Perhaps not that unusual a circumstance. A young person in college rejects the religion he or she was brought up in, and the parents cannot understand it. Now how did Billy Graham respond?
A: We sometimes forget that most new college students are away from home for the first time and their newfound independence can sometimes throw them off balance before they realize it. They find it exhilarating to cast aside old beliefs and adopt new ones, just as your son has done.
The problem is that they usually don't have the ability to evaluate new ideas carefully and critically. Nor do they realize that they don't embrace such ideas because they are logical, but just to prove their independence. Unfortunately, on many campuses it's popular to reject the past and some professors take delight in encouraging this.
...and for brevity, the rest of the answer is tell your son you love him, get some books for him from a Christian bookstore, have your pastor talk to him, and pray for him.

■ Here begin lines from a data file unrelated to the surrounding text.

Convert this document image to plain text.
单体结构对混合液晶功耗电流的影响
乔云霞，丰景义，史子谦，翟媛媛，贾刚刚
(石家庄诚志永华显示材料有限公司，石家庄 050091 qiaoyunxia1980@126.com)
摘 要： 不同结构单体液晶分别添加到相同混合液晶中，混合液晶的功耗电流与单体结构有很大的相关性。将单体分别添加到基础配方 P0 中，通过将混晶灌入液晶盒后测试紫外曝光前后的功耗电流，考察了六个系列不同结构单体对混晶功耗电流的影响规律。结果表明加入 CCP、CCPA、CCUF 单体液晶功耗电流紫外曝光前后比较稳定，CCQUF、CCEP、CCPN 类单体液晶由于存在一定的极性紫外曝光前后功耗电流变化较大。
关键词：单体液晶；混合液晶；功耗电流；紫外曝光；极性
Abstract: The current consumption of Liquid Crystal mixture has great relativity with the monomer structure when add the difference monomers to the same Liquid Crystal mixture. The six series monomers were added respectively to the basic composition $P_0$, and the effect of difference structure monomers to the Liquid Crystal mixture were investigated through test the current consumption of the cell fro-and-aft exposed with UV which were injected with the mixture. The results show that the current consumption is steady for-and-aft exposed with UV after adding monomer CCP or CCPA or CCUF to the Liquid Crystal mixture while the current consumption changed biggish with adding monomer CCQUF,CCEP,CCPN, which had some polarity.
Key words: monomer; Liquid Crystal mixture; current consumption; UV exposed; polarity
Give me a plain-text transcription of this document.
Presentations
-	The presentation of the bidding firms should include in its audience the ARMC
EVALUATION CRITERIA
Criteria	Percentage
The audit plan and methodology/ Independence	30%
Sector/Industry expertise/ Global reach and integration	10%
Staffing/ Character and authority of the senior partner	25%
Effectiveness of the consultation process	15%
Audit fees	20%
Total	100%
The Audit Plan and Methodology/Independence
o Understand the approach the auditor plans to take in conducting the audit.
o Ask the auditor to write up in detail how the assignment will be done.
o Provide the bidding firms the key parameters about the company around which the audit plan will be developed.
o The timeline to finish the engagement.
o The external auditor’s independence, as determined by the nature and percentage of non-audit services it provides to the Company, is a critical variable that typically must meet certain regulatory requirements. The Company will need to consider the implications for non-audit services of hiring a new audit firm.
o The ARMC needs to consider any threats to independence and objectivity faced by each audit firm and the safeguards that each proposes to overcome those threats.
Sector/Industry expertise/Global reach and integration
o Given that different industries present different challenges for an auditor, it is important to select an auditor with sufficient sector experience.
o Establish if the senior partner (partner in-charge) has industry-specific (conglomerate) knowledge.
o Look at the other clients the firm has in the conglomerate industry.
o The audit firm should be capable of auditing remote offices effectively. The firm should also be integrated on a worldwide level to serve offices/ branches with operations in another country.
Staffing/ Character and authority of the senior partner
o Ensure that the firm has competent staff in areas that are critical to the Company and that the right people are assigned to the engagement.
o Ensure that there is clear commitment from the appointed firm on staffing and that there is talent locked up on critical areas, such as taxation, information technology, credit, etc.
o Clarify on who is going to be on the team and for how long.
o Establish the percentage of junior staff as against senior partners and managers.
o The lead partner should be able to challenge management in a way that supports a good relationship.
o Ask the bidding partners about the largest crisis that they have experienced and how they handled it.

Perhaps Billy Graham thinks all universities should be just like the institutions he attended - Bob Jones College and then Florida Bible Institute - places where they teach blind obedience to an ancient text and unthinking opposition to genuine critical thinking and logic. That's not education!
The real problem[2] here, is that the son is actually being educated. He is learning to think for himself. He is exercising critical thinking. He is learning to apply logic to the beliefs his parents drilled into him in the first eighteen years or so of his life. And yes, some professors (and it should be the majority of them) do take delight in giving their students the tools to question what they have been taught in the past.
Based on his answer, I can only conclude that Billy Graham is against a real university education. His form of Christianity cannot stand up to the light of actual knowledge.